Mathematica-side Package
That was all to do with the python side of things, which is where most of the development work had to go. On the other hand, the Mathematica side of the equation still requires some explanation. The package itself is really quite simple, so please feel free to peruse the source .
InstallPython
InstallPython
is the most basic function in the package. It either finds or is given a python version or executable, attempts to open it via StartProcess
, then links to it via LinkCreate
and the start_kernel.py
script provided in the PJLink python package.
Notably, all it really requires is a LinkObject
, so you can pass one directly via the LinkObject
option. It will also by default try to make a python ProcessObject
but you can pass that via the ProcessObject
option or you can pass None
in which case it won’t attach to a Mathematica controlled process.
ClosePython
ClosePython
is the counterpart to InstallPython
. It closes an opened python runtime by version or executable. When a new kernel is installed it is added to PJLink`Package`$PythonKernels
and this is what ClosePython
looks for to close.
PyEvaluate / PyEvaluateString
This is the heart of the package. It takes Mathematica-esque code, converts it into a structure that can be processed by KernelLink.__callPython()
and sends it over and waits for a response. The conversion is handled by PJLink`SymbolicPython`ToSymbolicPython
which was originally written for the PyTools package . This is the best way to move data to python as things like Image
objects, packable arrays, and SparseArray
objects will be moved over intelligently.
PyEvaluateString
is like PyEvaluate
, but with the recognition that ToSymbolicPython
will always be a little bit lacking.
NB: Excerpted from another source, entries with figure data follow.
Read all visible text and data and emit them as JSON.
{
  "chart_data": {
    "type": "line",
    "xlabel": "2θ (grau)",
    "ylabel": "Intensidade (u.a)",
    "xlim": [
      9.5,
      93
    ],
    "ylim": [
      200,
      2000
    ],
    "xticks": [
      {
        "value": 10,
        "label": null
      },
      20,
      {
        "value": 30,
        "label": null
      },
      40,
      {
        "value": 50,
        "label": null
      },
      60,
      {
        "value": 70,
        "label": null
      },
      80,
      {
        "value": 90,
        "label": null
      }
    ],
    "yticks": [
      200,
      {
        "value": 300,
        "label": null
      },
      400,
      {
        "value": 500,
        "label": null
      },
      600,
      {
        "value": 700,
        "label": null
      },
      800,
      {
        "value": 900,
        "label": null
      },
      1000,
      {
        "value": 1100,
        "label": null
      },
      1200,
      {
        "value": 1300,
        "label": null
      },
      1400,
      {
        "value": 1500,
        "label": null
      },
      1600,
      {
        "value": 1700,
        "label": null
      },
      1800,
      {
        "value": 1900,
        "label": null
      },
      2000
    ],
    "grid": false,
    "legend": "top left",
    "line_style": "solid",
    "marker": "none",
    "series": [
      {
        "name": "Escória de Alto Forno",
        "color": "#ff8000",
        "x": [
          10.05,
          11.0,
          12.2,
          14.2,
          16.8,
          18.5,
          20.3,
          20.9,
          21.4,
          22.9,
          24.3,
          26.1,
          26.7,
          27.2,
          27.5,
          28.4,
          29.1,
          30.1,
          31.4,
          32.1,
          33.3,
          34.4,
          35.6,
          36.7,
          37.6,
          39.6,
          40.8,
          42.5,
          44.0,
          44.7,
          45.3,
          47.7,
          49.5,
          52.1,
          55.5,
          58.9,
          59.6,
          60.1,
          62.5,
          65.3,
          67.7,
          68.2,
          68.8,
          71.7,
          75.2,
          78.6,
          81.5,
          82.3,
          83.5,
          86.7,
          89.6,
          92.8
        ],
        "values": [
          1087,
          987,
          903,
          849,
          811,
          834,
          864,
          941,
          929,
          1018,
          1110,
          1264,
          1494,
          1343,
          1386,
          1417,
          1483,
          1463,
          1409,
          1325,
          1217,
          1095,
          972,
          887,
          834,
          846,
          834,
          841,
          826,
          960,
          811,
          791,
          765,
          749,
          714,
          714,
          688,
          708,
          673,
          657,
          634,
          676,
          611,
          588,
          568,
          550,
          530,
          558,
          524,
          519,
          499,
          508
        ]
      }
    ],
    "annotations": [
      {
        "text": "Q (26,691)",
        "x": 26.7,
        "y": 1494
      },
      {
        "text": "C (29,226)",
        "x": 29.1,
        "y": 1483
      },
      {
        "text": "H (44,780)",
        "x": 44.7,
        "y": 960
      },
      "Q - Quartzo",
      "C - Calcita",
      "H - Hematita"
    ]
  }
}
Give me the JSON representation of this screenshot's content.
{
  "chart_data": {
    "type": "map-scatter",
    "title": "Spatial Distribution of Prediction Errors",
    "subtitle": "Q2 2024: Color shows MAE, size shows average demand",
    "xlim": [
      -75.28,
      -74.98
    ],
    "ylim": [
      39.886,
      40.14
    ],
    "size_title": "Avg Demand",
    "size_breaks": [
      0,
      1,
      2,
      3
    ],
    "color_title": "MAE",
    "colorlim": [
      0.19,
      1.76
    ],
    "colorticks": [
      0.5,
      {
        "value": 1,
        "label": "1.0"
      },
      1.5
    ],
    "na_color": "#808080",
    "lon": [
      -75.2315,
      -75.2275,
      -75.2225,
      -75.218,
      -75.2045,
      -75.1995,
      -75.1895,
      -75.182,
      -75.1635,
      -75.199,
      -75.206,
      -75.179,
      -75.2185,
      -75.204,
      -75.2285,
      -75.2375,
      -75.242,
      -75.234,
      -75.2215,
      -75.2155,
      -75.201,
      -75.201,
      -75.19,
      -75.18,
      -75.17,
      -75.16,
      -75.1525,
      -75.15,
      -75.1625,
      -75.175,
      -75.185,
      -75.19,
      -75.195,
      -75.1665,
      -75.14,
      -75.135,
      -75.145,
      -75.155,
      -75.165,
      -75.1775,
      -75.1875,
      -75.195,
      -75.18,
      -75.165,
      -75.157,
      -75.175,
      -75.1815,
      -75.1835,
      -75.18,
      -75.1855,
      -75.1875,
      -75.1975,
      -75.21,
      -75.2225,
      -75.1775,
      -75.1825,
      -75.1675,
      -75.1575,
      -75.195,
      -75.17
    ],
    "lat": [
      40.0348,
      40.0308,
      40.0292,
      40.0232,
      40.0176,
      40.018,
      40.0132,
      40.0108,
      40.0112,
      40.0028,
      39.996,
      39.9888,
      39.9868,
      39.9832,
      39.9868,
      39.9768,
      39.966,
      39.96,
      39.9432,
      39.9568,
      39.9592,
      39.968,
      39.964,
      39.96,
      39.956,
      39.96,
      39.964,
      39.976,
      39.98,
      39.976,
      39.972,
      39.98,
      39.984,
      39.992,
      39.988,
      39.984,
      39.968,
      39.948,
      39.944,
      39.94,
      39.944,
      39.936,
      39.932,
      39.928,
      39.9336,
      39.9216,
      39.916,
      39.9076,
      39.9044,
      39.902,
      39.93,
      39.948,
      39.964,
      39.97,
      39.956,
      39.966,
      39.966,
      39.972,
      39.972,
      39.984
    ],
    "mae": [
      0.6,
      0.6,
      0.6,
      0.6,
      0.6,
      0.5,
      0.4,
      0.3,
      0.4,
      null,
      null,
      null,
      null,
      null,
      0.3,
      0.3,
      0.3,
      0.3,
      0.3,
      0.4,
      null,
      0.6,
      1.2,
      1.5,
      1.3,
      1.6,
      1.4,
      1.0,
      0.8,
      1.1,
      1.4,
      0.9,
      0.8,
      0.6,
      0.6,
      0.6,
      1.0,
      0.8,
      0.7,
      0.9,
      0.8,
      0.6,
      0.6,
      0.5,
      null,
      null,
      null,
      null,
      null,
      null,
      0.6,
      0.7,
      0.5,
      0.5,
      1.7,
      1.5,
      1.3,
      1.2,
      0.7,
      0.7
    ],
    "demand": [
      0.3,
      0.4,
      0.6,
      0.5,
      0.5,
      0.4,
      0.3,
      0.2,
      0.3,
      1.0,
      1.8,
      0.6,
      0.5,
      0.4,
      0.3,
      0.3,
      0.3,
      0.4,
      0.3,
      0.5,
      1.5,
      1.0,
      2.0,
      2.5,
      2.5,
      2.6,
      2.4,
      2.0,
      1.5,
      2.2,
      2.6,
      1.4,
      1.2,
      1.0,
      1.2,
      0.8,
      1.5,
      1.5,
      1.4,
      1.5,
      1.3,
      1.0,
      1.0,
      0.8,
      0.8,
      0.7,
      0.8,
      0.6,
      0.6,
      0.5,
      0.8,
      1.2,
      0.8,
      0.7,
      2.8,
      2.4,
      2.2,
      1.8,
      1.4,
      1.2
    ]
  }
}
It allows one to simply call a string of python code on the link and get the results back.
PyWrite / PyWriteString / PyRead / PyReadErr
These are all functions that make use of the fact that when the Reader
object started it allowed an interactive session to keep running and reading / writing on stdin, stdout, and stderr. The Read
functions read from stdout and stderr and the write functions write to stdin. The former takes Mathematica code and auto-converts it into a string. The latter simply passes in the given string.
Future Work
PJLink 1.0.0, beefy as it already is, should only really be seen as the beginning. My hope is that much more can be done to allow for more native data type transfer and for intelligent communication between the two systems.
In my demo I tried to show some of the things that make the interoperation of the two so nice, but I obviously don’t have the breadth of knowledge to know all of the many applications this can be put to. Applications built off of PJLink are always welcome and I’m happy to provide any requisite information and extensions to PJLink to get them built.
Alongside that, I think better integration on the Mathematica side is necessary. There is a partial interface for allowing a PythonObject
structure to hide the details of PyEvaluate
on the Mathematica side, but this needs work from both ends, first hooking up the Language`MutatationHandler
interface and then extending the same on the python side. After that, a JavaBlock
-like setup that allows a link to be opened, used, and cleaned up would be highly useful for sandboxing.
Finally, I’m sure there are numerous bugs hiding in the package as it stands. Please find them and let me know about them so they can be worked out.
In the meantime, I hope you enjoy PJLink and being able to use my two favorite languages symbiotically.